STANDARD & Poor’s Ratings Services has raised its long-term foreign and local currency sovereign credit ratings on the Republic of Cyprus to ‘B+’ from ‘B’. At the same time, it affirmed the short-term foreign and local currency ratings at ‘B’. The outlook is stable.
In yesterday’s press release, Standard & Poor’s said that:
“The upgrade reflects our view that Cyprus’ economic and budgetary performance has been more positive than we expected over the past six months. The government’s commitment to significant fiscal, financial sector, and structural reforms, along with assistance from its European partners in improving its debt profile, has supported this improved performance. We also view Cyprus’ economic performance as stemming from its relatively flexible labor and product markets, its resilient services sector, and its relatively low tax burden, all of which pre-date the economic crisis. Cyprus’ economic performance has been accompanied by a smaller drop in consumption than we anticipated, which we believe is partly linked to a general loss of confidence in Cyprus’ banks.”
Referring to the Cyprus economic adjustment program, S&P noted that:
“Cyprus has, in our view, complied with its economic adjustment program, which is financed by the ESM and IMF. We believe that the program should remain on track even if there are disbursement delays by its official lenders.”
However, it went on to warn that:
“The forecast for domestic demand remains uncertain and presents a risk to public finances. Rapid private-sector deleveraging is underway, with credit growth in households and corporates contracting by over 9% in 2013 and an average of over 8% so far in 2014. High levels of strategic defaults by households on mortgage obligations, however, indicate that 2014’s stronger-than-expected consumption levels may only be temporary.
“In addition, the asset quality of Cyprus’ banks continues to decline despite banking sector restructuring. Nonperforming loans (NPLs) were at an estimated 53% in August 2014, the highest in the EU, compared with 46% at the end of 2013. High levels of NPLs also reflect the government’s decision not to create a “bad bank” (which would likely involve government backing).”

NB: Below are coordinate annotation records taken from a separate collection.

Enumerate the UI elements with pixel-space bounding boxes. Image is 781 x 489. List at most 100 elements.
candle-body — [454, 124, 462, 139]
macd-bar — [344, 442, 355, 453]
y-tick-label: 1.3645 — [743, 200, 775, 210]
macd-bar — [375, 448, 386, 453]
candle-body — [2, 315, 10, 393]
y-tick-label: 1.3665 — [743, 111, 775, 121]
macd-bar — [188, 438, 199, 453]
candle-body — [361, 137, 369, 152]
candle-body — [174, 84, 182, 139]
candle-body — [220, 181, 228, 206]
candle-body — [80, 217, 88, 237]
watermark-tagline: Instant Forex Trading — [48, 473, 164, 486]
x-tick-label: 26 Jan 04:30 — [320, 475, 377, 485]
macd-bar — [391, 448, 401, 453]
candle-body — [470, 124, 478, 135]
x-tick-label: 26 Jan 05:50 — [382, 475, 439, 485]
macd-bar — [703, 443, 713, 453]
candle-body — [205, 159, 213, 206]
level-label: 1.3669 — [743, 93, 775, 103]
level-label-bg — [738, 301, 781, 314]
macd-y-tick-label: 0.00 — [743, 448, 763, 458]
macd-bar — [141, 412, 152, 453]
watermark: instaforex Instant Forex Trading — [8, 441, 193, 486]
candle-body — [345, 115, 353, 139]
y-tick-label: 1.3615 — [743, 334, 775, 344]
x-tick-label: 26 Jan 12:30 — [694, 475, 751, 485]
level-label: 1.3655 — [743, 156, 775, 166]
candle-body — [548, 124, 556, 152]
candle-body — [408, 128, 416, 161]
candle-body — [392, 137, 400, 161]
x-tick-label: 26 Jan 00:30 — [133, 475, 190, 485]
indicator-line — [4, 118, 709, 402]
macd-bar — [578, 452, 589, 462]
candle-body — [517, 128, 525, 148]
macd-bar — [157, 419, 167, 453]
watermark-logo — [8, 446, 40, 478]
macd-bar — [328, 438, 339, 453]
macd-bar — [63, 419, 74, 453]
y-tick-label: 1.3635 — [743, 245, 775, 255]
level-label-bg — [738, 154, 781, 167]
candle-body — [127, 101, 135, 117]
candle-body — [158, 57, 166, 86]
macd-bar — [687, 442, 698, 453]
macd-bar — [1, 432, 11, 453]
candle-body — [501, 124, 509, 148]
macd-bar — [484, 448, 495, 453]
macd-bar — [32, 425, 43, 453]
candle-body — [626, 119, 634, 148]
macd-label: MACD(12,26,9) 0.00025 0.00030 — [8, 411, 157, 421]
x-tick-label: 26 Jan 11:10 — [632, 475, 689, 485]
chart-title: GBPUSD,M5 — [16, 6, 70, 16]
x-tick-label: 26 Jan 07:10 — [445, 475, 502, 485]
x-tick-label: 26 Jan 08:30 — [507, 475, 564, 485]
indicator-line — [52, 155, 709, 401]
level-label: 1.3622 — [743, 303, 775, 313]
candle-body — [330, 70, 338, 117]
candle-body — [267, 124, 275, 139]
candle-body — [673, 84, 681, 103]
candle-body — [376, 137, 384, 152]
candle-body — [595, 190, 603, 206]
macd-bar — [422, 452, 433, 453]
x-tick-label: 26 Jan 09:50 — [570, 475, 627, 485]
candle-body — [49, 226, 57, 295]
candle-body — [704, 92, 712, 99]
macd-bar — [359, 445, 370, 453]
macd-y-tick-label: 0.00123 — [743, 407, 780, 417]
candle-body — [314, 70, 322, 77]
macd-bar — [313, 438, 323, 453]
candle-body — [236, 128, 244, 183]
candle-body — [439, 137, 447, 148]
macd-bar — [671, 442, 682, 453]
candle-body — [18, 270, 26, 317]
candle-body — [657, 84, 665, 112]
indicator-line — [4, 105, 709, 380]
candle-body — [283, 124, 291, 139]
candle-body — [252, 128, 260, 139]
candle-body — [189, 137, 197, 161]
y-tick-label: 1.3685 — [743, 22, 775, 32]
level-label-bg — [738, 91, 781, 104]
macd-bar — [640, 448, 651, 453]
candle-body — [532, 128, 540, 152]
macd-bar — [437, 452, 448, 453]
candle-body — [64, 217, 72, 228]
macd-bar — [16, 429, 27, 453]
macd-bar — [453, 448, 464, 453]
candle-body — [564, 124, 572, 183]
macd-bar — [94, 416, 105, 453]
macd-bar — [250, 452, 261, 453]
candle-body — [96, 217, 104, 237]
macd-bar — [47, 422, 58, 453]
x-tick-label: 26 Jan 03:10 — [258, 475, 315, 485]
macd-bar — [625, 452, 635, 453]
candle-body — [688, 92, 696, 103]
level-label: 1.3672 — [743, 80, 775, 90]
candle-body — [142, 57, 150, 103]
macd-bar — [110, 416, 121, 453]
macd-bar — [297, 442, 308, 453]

Commenting on its outlook, S&P said that:
“The outlook on the long-term rating is stable, balancing our view of Cyprus’ progress in economic and budgetary adjustments against outstanding challenges in the financial sector, in particular the deterioration in banks’ asset quality and removal of cross-border capital controls.
“We could raise the ratings if the financial sector stabilizes, notably if asset quality improves and economic reforms continue such that growth prospects significantly improve; if budget deficits over 2015-2017 decline more than we currently forecast; or if all capital controls are eliminated.
“We could lower the ratings if financial sector stability comes under renewed significant pressure, for example if the deterioration in banks’ asset quality remains unaddressed, if the government seems unable to fulfil ESM/IMF program conditions, or if budgetary performance worsens materially from our current expectations.”